Deviled eggs - smoked deviled eggs

Deviled eggs

Thomas Karlstein

Before the upcoming Easter weekend, buffet-style meal, student receptions and green garden parties, it feels justified to continue with the theme of picked food. This time it will be a dish that many have probably heard of, but which we think few have actually eaten.


Smoked deviled eggs:

8 hard-boiled eggs

16 fresh shrimps (finely chopped)

4 tablespoons mayonnaise

2 teaspoons Dijon mustard

6 slices pickled jalapeño (finely chopped)

1 teaspoon jalapeño spade

3 slices bacon

finely chopped chives

a few splashes of tabasco or other strong sauce of your choice

cayenne pepper or paprika mixed with chili powder to fine sprinkle over a dug dried smoked egg yolk (see recipe)

Gravel smoked egg yolk:

6 egg yolks

approx. 100 g caster sugar

approx. 100 g salt


Deviled eggs are an excellent dish for Bradley smoke. I would argue that the smoke takes the eggs to where they only aspired in the original recipe. It goes without saying - where there's fire there should be smoke. With a touch of smoke, they get more character, more oomph, more flavor, more love, more everything. For extra height and chewing resistance, we chop up a few prawns in the filling. Contrary to many recipe fascists, we believe that it is the duty of every cook to experiment with the classic dishes as well. Not every time, but sometimes. What is good can be better and what is best is only on loan. You can only win. To raise the little treats one more step, we bring out a trump card. I think of dug, dried and smoked egg yolks. What is interesting about smoke from a flavoring perspective, and which becomes especially clear with egg yolks in particular, is that smoke creates so many flavor associations.

In a blind test, disregarding texture, I would probably say that the yolk served is some kind of smoked caviar. A different caviar, but still a caviar. With the pleasant taste and brilliant color, the golden egg yolks are absolutely wonderful to top small snacks with. Sure, they require some time and planning, but they take care of themselves most of the time and are well worth the effort. So those of you who have never tried either deviled eggs or the dug, dried and smoked egg yolk - now you have the chance to combine the two.

We all know that the more that is included, the better it is. For the main dish, you can make deviled eggs on quail eggs. It's easier to handle something that doesn't need to be bitten off at a walking pace. For Easter and a buffet-style meal, on the other hand, ordinary chicken eggs apply. Choose a better kind of egg. Because just like with cheese, there is a difference between eggs and eggs.

Smoked deviled eggs:


Start the Bradley smoke with mesquite briquettes. If it is plus degrees outside, do not turn on the heating elements.

Boil the eggs hard, but it is better to remove the eggs too early than too late. Letting them simmer for about 7-8 minutes after boiling is usually enough.

Split the eggs and place on the smoking rack.

Place the jalapeño and bacon there as well. Smoke for an hour high up in the smoke with the damper open to max.

Then fry the bacon so crispy in the pan that it can be broken into crumbs later. Let cool and drain on paper.

Pick out the egg yolks, mash them and chop the prawns.

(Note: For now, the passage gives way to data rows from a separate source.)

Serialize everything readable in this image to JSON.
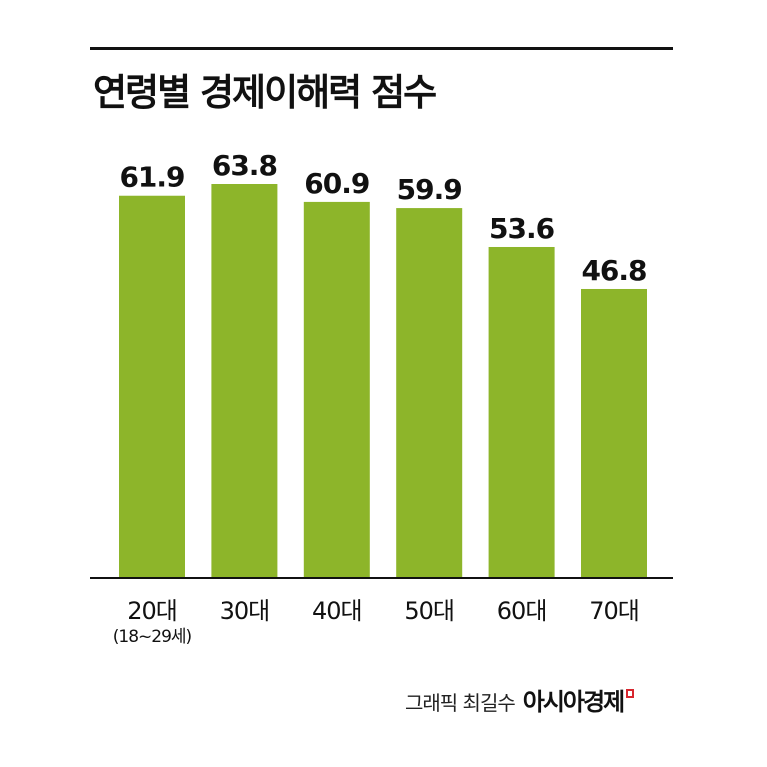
{
  "chart_data": {
    "type": "bar",
    "title": "연령별 경제이해력 점수",
    "categories": [
      "20대",
      "30대",
      "40대",
      "50대",
      "60대",
      "70대"
    ],
    "category_sublabels": [
      "(18~29세)",
      "",
      "",
      "",
      "",
      ""
    ],
    "values": [
      61.9,
      63.8,
      60.9,
      59.9,
      53.6,
      46.8
    ],
    "value_labels": [
      "61.9",
      "63.8",
      "60.9",
      "59.9",
      "53.6",
      "46.8"
    ],
    "ylim": [
      0,
      64.5
    ],
    "grid": false,
    "bar_color": "#8db52a"
  },
  "credit": {
    "label": "그래픽 최길수",
    "brand": "아시아경제"
  }
}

In a bowl, mix together egg yolks, mayonnaise, Dijon mustard, chopped jalapeño, jalapeño spade, about half of the crumbled bacon and four big shakes of Tabasco.

Smash the egg yolks thoroughly with a fork.

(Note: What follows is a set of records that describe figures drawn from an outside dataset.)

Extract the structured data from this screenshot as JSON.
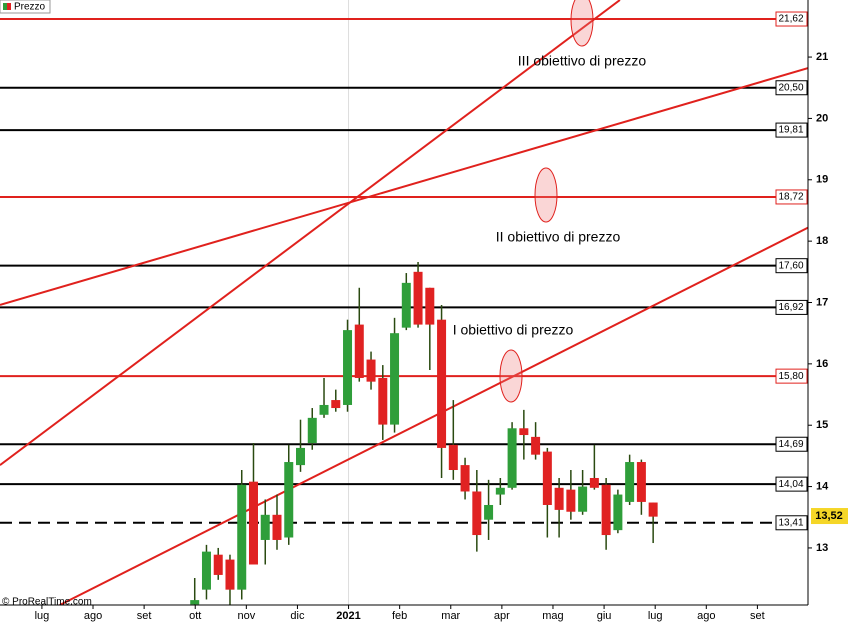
{
  "chart_data": {
    "type": "candlestick",
    "legend": "Prezzo",
    "source": "© ProRealTime.com",
    "up_color": "#2f9e3a",
    "down_color": "#e02222",
    "xlim": [
      -0.82,
      14.99
    ],
    "xticks": [
      {
        "value": 0,
        "label": "lug"
      },
      {
        "value": 1,
        "label": "ago"
      },
      {
        "value": 2,
        "label": "set"
      },
      {
        "value": 3,
        "label": "ott"
      },
      {
        "value": 4,
        "label": "nov"
      },
      {
        "value": 5,
        "label": "dic"
      },
      {
        "value": 6,
        "label": "2021"
      },
      {
        "value": 7,
        "label": "feb"
      },
      {
        "value": 8,
        "label": "mar"
      },
      {
        "value": 9,
        "label": "apr"
      },
      {
        "value": 10,
        "label": "mag"
      },
      {
        "value": 11,
        "label": "giu"
      },
      {
        "value": 12,
        "label": "lug"
      },
      {
        "value": 13,
        "label": "ago"
      },
      {
        "value": 14,
        "label": "set"
      }
    ],
    "ylim": [
      12.07,
      21.93
    ],
    "yticks": [
      13,
      14,
      15,
      16,
      17,
      18,
      19,
      20,
      21
    ],
    "x": [
      2.99,
      3.22,
      3.45,
      3.68,
      3.91,
      4.14,
      4.37,
      4.6,
      4.83,
      5.06,
      5.29,
      5.52,
      5.75,
      5.98,
      6.21,
      6.44,
      6.67,
      6.9,
      7.13,
      7.36,
      7.59,
      7.82,
      8.05,
      8.28,
      8.51,
      8.74,
      8.97,
      9.2,
      9.43,
      9.66,
      9.89,
      10.12,
      10.35,
      10.58,
      10.81,
      11.04,
      11.27,
      11.5,
      11.73,
      11.96
    ],
    "open": [
      12.08,
      12.32,
      12.89,
      12.81,
      12.32,
      14.08,
      13.13,
      13.54,
      13.17,
      14.35,
      14.71,
      15.17,
      15.41,
      15.33,
      16.64,
      16.07,
      15.77,
      15.01,
      16.59,
      17.5,
      17.24,
      16.72,
      14.68,
      14.35,
      13.92,
      13.46,
      13.87,
      13.98,
      14.95,
      14.81,
      14.57,
      13.98,
      13.95,
      13.59,
      14.14,
      14.03,
      13.29,
      13.75,
      14.4,
      13.74
    ],
    "close": [
      12.15,
      12.94,
      12.56,
      12.32,
      14.03,
      12.73,
      13.54,
      13.13,
      14.4,
      14.63,
      15.12,
      15.33,
      15.28,
      16.55,
      15.77,
      15.71,
      15.01,
      16.5,
      17.32,
      16.64,
      16.64,
      14.63,
      14.27,
      13.92,
      13.21,
      13.7,
      13.98,
      14.95,
      14.84,
      14.52,
      13.7,
      13.62,
      13.59,
      14.0,
      13.98,
      13.21,
      13.87,
      14.4,
      13.75,
      13.51
    ],
    "high": [
      12.51,
      13.05,
      13.0,
      12.89,
      14.27,
      14.71,
      13.79,
      13.87,
      14.68,
      15.09,
      15.28,
      15.77,
      15.58,
      16.72,
      17.24,
      16.2,
      15.98,
      16.75,
      17.48,
      17.66,
      17.24,
      16.96,
      15.41,
      14.47,
      14.27,
      14.11,
      14.14,
      15.05,
      15.25,
      15.05,
      14.63,
      14.14,
      14.27,
      14.27,
      14.68,
      14.14,
      13.95,
      14.52,
      14.44,
      13.74
    ],
    "low": [
      12.07,
      12.16,
      12.48,
      12.07,
      12.16,
      12.73,
      12.73,
      12.97,
      13.05,
      14.24,
      14.6,
      15.12,
      15.22,
      15.22,
      15.71,
      15.58,
      14.76,
      14.88,
      16.55,
      16.59,
      15.9,
      14.14,
      14.11,
      13.79,
      12.94,
      13.13,
      13.7,
      13.95,
      14.44,
      14.44,
      13.17,
      13.17,
      13.46,
      13.54,
      13.95,
      12.97,
      13.24,
      13.7,
      13.54,
      13.08
    ],
    "levels": [
      {
        "value": 21.62,
        "label": "21,62",
        "color": "#e0211d"
      },
      {
        "value": 20.5,
        "label": "20,50",
        "color": "#000000"
      },
      {
        "value": 19.81,
        "label": "19,81",
        "color": "#000000"
      },
      {
        "value": 18.72,
        "label": "18,72",
        "color": "#e0211d"
      },
      {
        "value": 17.6,
        "label": "17,60",
        "color": "#000000"
      },
      {
        "value": 16.92,
        "label": "16,92",
        "color": "#000000"
      },
      {
        "value": 15.8,
        "label": "15,80",
        "color": "#e0211d"
      },
      {
        "value": 14.69,
        "label": "14,69",
        "color": "#000000"
      },
      {
        "value": 14.04,
        "label": "14,04",
        "color": "#000000"
      },
      {
        "value": 13.41,
        "label": "13,41",
        "color": "#000000",
        "dashed": true
      }
    ],
    "last_price": {
      "value": 13.52,
      "label": "13,52"
    },
    "trendlines": [
      {
        "x": [
          -0.82,
          11.31
        ],
        "y": [
          14.35,
          21.93
        ],
        "color": "#e0211d"
      },
      {
        "x": [
          -0.82,
          14.99
        ],
        "y": [
          16.96,
          20.82
        ],
        "color": "#e0211d"
      },
      {
        "x": [
          0.35,
          14.99
        ],
        "y": [
          12.07,
          18.22
        ],
        "color": "#e0211d"
      }
    ],
    "annotations": [
      "III obiettivo di prezzo",
      "II obiettivo di prezzo",
      "I obiettivo di prezzo"
    ]
  }
}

Finish by putting down the prawns.

Stir everything together and season with more Tabasco and possibly a little salt.

Assemble the mixture back into the egg halves. It's easiest with a piping bag with a big hole in it.

Garnish first with finely chopped chives, then cayenne, paprika and or chili powder.

Finish by zesting over the yolk. Serve with champagne, any sparkling drink or why not a beer.

Gravel smoked egg yolk:


Mix sugar and salt well.

Spread a little on the bottom of a flat plate.

Separate the yolks from the whites and then place the yolks on the bed of sugar and salt.

Cover all the egg yolks with the sugar/salt mixture. They should be completely covered and no longer visible.

Then place cold in the fridge for at least 6 hours and a maximum of 24 hours.

Then carefully fish out the yolks. They are more durable the longer they have been left.

Dry on a plate in a hot air oven at 60°C for 4 hours.

Turn the yolks halfway through. Try to brush off the sugar and salt that remains on the surface.

Put the egg yolks on a silicone net on a smoking rack Smoke at the top without heat for 0.5-1h.

Let cool. Now the egg yolks are ready to be planed. (Leftover egg yolks can be stored in the freezer. They are best if they are vacuum packed.)


Mesquite Bisquettes for Bradley Smokers

As the strongest of the smoker woods, it perfectly complements rich meats such as steak, duck, and lamb with its stronger, slightly sweeter, and more delicate than Hickory flavour.